目の前に黒い瓦屋根の重厚な邸宅。手入れのされた広い庭。背後に生い茂る木々。
ここは
「……ええ!?」
自分の身体を見下ろすと、眠る前に着ていた病院着のままで突っ立っている。靴すら履いていない。
声を上げたきり呆然とする根岸の耳に、両開きの玄関扉の立てる軋み音が届いた。
「根岸さん! おお、戻ったかい」
ミケが人間の姿で、ほっとしたような表情を浮かべて立っている。
「ミケさ……な、何がどうなって……」
「あんた、霊威を使い果たしたのか一時的に肉体が消えてたんだよ。今日は木曜日。あんたが眠ってから四日経った」
説明しながらもミケは根岸の手首を取って、「ほら入った入った」と嬉しそうに家の中へと引っ張り込む。
「もく……っ木曜日!?」
このところ起きなかった現象なのですっかり忘れていた。
根岸は元々『木曜日、音戸邸に出没する幽霊』だったのだ。死亡した日が八月最後の木曜日だったためである。
月日の経過を正確に把握出来るようになってからもしばらくは、眠りに就くと次の木曜日まで消滅してしまう体質に悩まされた。
「無断欠勤んん!!」
悲鳴に近い調子で根岸は叫び、頭を抱える。学校だろうとアルバイトだろうと、無断でサボった事など一度もなかったというのに。
「勤め先への連絡ならミケが済ませたよ。多分木曜にはまた身体が戻るだろうけど、戻ったら先に医療センターに行かせるって」
奥の間から姿を見せたのは雁枝である。彼女は両手を腰に当てて、つんと鼻先を上向けた。
「秋太郎、初っ端の一言がそれかい? ミケはお前を心配して、今朝は夜明け前から玄関を見張って待ってたんだよ」
「え……あ」
「いっ、いいよ御主人。そんな話は」
足拭き用のタオルを持ってきたミケは、それを根岸に渡すと顔を隠すようにして猫に化ける。そのまま廊下の隅にうずくまって、彼は毛繕いを始めた。
昨夜――根岸の記憶では昨夜だが実際は四日前――早く家族に会うよう諭一に忠告したばかりだというのに、当の根岸は四日間も失踪してしまった。
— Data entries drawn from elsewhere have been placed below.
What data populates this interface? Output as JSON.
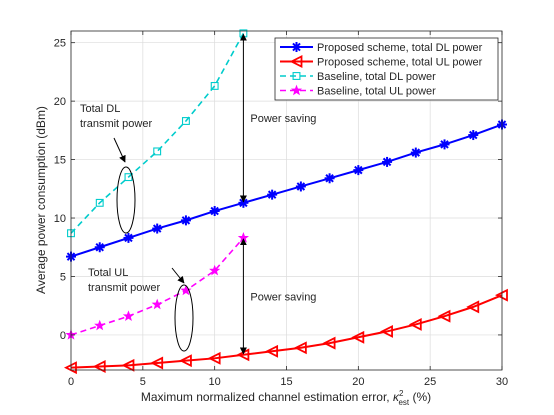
{
  "chart_data": {
    "type": "line",
    "xlabel": "Maximum normalized channel estimation error, κ²est (%)",
    "xlabel_parts": {
      "main": "Maximum normalized channel estimation error, ",
      "symbol": "κ",
      "sup": "2",
      "sub": "est",
      "unit": " (%)"
    },
    "ylabel": "Average power consumption (dBm)",
    "xlim": [
      0,
      30
    ],
    "ylim": [
      -3,
      26
    ],
    "xticks": [
      0,
      5,
      10,
      15,
      20,
      25,
      30
    ],
    "yticks": [
      0,
      5,
      10,
      15,
      20,
      25
    ],
    "grid": true,
    "legend_position": "top-right",
    "series": [
      {
        "name": "Proposed scheme, total DL power",
        "color": "#0000ff",
        "marker": "asterisk",
        "line": "solid",
        "x": [
          0,
          2,
          4,
          6,
          8,
          10,
          12,
          14,
          16,
          18,
          20,
          22,
          24,
          26,
          28,
          30
        ],
        "y": [
          6.7,
          7.5,
          8.3,
          9.1,
          9.8,
          10.6,
          11.3,
          12.0,
          12.7,
          13.4,
          14.1,
          14.8,
          15.6,
          16.3,
          17.1,
          18.0
        ]
      },
      {
        "name": "Proposed scheme, total UL power",
        "color": "#ff0000",
        "marker": "triangle-left",
        "line": "solid",
        "x": [
          0,
          2,
          4,
          6,
          8,
          10,
          12,
          14,
          16,
          18,
          20,
          22,
          24,
          26,
          28,
          30
        ],
        "y": [
          -2.8,
          -2.7,
          -2.6,
          -2.4,
          -2.2,
          -2.0,
          -1.7,
          -1.4,
          -1.1,
          -0.7,
          -0.2,
          0.3,
          0.9,
          1.6,
          2.4,
          3.4
        ]
      },
      {
        "name": "Baseline, total DL power",
        "color": "#00cccc",
        "marker": "square",
        "line": "dashed",
        "x": [
          0,
          2,
          4,
          6,
          8,
          10,
          12
        ],
        "y": [
          8.7,
          11.3,
          13.5,
          15.7,
          18.3,
          21.3,
          25.8
        ]
      },
      {
        "name": "Baseline, total UL power",
        "color": "#ff00ff",
        "marker": "star",
        "line": "dashed",
        "x": [
          0,
          2,
          4,
          6,
          8,
          10,
          12
        ],
        "y": [
          0.0,
          0.8,
          1.6,
          2.6,
          3.8,
          5.5,
          8.3
        ]
      }
    ],
    "annotations": [
      {
        "id": "total-dl",
        "lines": [
          "Total DL",
          "transmit power"
        ]
      },
      {
        "id": "total-ul",
        "lines": [
          "Total UL",
          "transmit power"
        ]
      },
      {
        "id": "saving-dl",
        "text": "Power saving",
        "x": 12,
        "from": 25.8,
        "to": 11.3
      },
      {
        "id": "saving-ul",
        "text": "Power saving",
        "x": 12,
        "from": 8.3,
        "to": -1.7
      }
    ]
  }
}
人に説教している場合ではない。
消えたくて消えた訳ではないとはいえ、あの夜、体力も能力による消耗も限界を超えた事は途中からはっきりと自覚していた。
「あの、ミケさん。ご心配をおかけして」
自分の脇腹を舐めているミケの前にしゃがみ込んで、根岸は頭を下げる。
「だから気にしなさんなって。ただの体質だろ。幽霊にはよくある事だから、俺も心配したって程じゃ――夜明けに目が冴えるのは、これも猫の癖で――」
半端に舌を出した状態でもごもごとミケは喋り、その末にまた人間へと姿を変えた。毛繕い中だったので、座って柔軟体操をしているような妙な体勢だ。
「つまりその」
横髪をいくらかいじった後、ミケは金縁の目を細め、照れ臭そうに口角を上げて根岸と視線を交わした。
「おかえり。お互い、無事で何よりだ」
「ただいま……帰りました」
こうして、春の週末の小旅行は、長い帰路の果てにようやく終わりを告げた。